I'm getting pretty tired of the constant post-nasal drip that I have been dealing with for the last three weeks. The sore throat comes and goes as well. Then there's the general 'blech' feeling after taking various handfuls of pills throughout the day. The headaches have been less bothersome recently (crossing fingers here).
I have still not noticed any physical improvements yet. However, I am still cautiously optimistic. I appreciate the fact that it should take at least a full two months of antibiotic treatment to rid my body of the spirochetes. I do not expect that their mere death with reverse all the damage that they have been the root cause of many annoying health issues. The first things that I hope to notice is a reduction in my inflammation response and/or an increase in my general energy at that point or soon after.
I will probably modify my diet for a few weeks to something akin to a mild and gradual detox regimen, to help get any remaining Lyme toxins out of my system along with any crud leftover from taking strong antibiotics for a long period of time. Late Fall and early Winter are not fabulous times for getting fresh fruits and vegetables. However, some of the larger grocery stores do seem to have a good selection of fresh organic (carbon-heavy shipments from around the world) and frozen organic produce to pick from. If I go off the antibiotics right after Thanksgiving, the timing will be challenging with all sorts of holiday food lying about.
My mood in the last week has been kind of funky. I am mostly a positive person these days. However, life's challenges do get to me eventually. Dealing with chronic health issues is a big psychological burden of course. Some personal challenges have also been eating at me this week (lingering financial challenges being caused by medical expenses, parenting doldrums watching my son drop out of college - perhaps for good, mediocre social life, feeling like my current home is an albatross in my life that I can't get rid of, feeling alone in all of it).
This week should be interesting. I'm only working through Wednesday. I've taken off Thursday and Friday to commemorate my 50th birthday. I plan on getting a massage and generally pampering/indulging 'me' next weekend. On Saturday I hope to meetup with some acquaintances/friends for lunch and arcade time in the earlier part of the day, and then a group of us are meeting up for a screening of "The Rocky Horror Picture Show". Most of us are planning on dressing for the event, and we'll of course have props with us to interact with the flick.
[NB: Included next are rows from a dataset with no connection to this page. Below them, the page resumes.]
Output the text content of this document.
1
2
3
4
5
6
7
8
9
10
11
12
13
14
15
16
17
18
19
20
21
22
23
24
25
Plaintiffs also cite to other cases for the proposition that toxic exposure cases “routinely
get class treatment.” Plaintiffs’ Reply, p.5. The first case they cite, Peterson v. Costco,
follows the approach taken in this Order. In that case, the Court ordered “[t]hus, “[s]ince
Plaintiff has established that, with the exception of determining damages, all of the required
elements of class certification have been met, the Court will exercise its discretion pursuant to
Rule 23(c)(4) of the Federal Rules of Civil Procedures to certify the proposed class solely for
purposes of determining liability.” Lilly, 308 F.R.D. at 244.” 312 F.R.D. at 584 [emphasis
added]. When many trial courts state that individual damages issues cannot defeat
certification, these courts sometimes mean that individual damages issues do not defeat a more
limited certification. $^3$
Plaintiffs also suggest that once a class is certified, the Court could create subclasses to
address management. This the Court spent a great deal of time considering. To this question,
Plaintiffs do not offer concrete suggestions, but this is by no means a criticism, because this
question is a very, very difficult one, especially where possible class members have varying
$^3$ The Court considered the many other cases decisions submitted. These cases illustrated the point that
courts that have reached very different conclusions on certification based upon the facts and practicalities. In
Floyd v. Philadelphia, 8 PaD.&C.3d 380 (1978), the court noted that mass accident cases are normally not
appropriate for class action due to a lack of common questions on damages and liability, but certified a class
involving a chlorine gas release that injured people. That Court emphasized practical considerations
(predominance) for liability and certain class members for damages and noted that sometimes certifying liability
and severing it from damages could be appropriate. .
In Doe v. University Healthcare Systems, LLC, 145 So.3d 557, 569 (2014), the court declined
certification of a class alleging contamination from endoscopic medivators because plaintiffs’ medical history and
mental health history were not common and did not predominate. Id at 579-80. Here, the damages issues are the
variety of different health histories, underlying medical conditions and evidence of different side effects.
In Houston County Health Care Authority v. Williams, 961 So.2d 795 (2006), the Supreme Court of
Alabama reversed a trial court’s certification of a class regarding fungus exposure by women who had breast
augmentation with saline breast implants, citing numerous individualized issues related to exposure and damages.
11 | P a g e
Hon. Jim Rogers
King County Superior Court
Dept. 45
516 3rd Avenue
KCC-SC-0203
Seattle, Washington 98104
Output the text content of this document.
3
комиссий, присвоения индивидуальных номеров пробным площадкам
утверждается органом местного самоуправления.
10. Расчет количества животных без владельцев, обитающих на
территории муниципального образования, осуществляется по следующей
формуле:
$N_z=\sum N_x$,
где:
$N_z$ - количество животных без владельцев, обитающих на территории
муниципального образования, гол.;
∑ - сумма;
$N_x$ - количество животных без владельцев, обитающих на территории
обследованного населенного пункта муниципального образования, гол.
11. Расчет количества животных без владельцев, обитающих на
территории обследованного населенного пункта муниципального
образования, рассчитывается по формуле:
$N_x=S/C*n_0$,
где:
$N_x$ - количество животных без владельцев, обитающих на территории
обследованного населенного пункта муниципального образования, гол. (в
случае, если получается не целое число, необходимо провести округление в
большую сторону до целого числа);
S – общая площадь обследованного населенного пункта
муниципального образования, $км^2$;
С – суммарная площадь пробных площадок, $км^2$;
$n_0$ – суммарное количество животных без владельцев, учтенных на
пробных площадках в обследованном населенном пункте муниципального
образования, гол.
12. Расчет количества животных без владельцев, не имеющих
While I will appreciate the company of the dozen or so people who will be sharing my birthday with me, none of them are 'close friends' or 'family'. I find myself really missing having regular interaction with people that I feel a strong bond with. I grew up an only child with a parent who had no real family ties of her own. When I went to college and met some good friends, I felt like I was building my own kind of family. Then I married into a family who seemed to embrace me wholeheartedly. I also picked up a few good friends during the early part of my career. I chose to move away from my college friends (and work buddies) for a number of reasons.After my divorce, my ex's family washed their hands of me. The friends I have made since the move are a diverse and busy group of people who I see irregularly. Good people, all, but we don't have as much invested in each other as my group of college friends and I do. Part of me wants to move to be closer to some of the folks from that group. But another part of me says that I should figure out a way to cultivate deeper friendships in the region that I want to continue to live in.
I think that 'big birthday' is adding to my funky mood. I plan to post something just on my feelings about turning fifty later this week. I'd love to know if anyone is reading this tale or if it's wholly an archival exercise never to viewed again.